Capability vs judgment

That finding cuts to a deeper issue about artificial intelligence, and intelligence itself. While today's models can ace complex coding tasks and advanced math problems, they sometimes falter on what humans take for granted: basic judgment. Knowing when something is off, absurd, or ill-posed may be less about raw reasoning power and more about context, experience, and restraint.

BullshitBench hints at a gap between capability and judgment. Gostev argues that AI labs may have focused heavily on the "top end" of intelligence — hard problems with measurable answers — while paying less attention to lower-level, but crucial, cognitive checks.

Anthropic = best BS spotter

Not all AI models struggled on BullshitBench, though.

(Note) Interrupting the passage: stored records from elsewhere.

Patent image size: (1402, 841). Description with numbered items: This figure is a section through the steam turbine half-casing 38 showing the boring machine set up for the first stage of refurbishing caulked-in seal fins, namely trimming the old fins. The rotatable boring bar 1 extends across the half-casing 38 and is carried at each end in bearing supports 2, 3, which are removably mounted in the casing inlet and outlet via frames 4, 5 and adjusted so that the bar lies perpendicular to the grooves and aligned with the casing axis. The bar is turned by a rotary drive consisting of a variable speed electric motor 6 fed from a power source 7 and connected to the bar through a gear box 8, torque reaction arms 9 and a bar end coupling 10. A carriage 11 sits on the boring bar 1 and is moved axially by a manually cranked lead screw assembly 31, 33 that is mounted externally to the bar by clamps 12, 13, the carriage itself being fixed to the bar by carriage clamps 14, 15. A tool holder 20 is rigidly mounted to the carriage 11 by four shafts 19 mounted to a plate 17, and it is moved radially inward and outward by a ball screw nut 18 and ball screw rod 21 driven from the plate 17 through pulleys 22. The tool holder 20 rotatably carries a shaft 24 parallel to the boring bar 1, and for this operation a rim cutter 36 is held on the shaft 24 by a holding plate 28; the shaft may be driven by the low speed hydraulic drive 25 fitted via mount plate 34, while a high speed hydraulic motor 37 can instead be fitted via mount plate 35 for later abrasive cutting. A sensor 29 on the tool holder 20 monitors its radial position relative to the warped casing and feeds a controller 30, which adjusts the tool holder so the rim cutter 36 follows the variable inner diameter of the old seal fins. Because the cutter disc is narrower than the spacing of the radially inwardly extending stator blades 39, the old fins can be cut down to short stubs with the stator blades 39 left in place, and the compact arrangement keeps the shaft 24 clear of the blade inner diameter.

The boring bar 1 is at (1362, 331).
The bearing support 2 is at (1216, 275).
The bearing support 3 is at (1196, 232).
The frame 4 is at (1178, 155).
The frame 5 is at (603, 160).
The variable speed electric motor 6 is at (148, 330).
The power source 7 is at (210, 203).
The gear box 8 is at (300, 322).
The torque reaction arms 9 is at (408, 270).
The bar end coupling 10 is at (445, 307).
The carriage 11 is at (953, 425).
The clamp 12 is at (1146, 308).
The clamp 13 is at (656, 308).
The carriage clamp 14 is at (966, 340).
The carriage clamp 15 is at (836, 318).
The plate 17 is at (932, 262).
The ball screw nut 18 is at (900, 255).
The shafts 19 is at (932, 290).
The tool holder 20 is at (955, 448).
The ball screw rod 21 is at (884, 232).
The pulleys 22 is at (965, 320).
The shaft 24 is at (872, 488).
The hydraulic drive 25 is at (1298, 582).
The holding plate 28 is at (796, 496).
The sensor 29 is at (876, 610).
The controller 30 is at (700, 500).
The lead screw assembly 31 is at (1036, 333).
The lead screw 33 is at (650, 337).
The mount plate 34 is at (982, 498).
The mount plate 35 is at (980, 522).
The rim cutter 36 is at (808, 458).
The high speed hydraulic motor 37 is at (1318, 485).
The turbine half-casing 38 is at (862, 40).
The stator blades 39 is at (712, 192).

Anthropic's latest systems score significantly higher, correctly rejecting nonsense most of the time.

"Anthropic has been particularly good at just having the base models perform really, really well," Gostev told me.

He thinks this could be due to Anthropic's focus on its core AI models, rather than on reasoning models that take longer to think through questions and tasks.

"I constantly see this with Anthropic models — I pretty much switch off reasoning when I do tests," he said. "Their reasoning has been weaker than, especially, OpenAI. And I think Google is a bit closer to OpenAI in that sense. But for OpenAI, if you pick a medium reasoning model, I mean, it's horrendous."

Either way, this is another example of how Anthropic's core models have outperformed arch-rival OpenAI's on several measures over the past 9 months or so.

I asked Anthropic, Google, and OpenAI about the results on Friday. They didn't respond.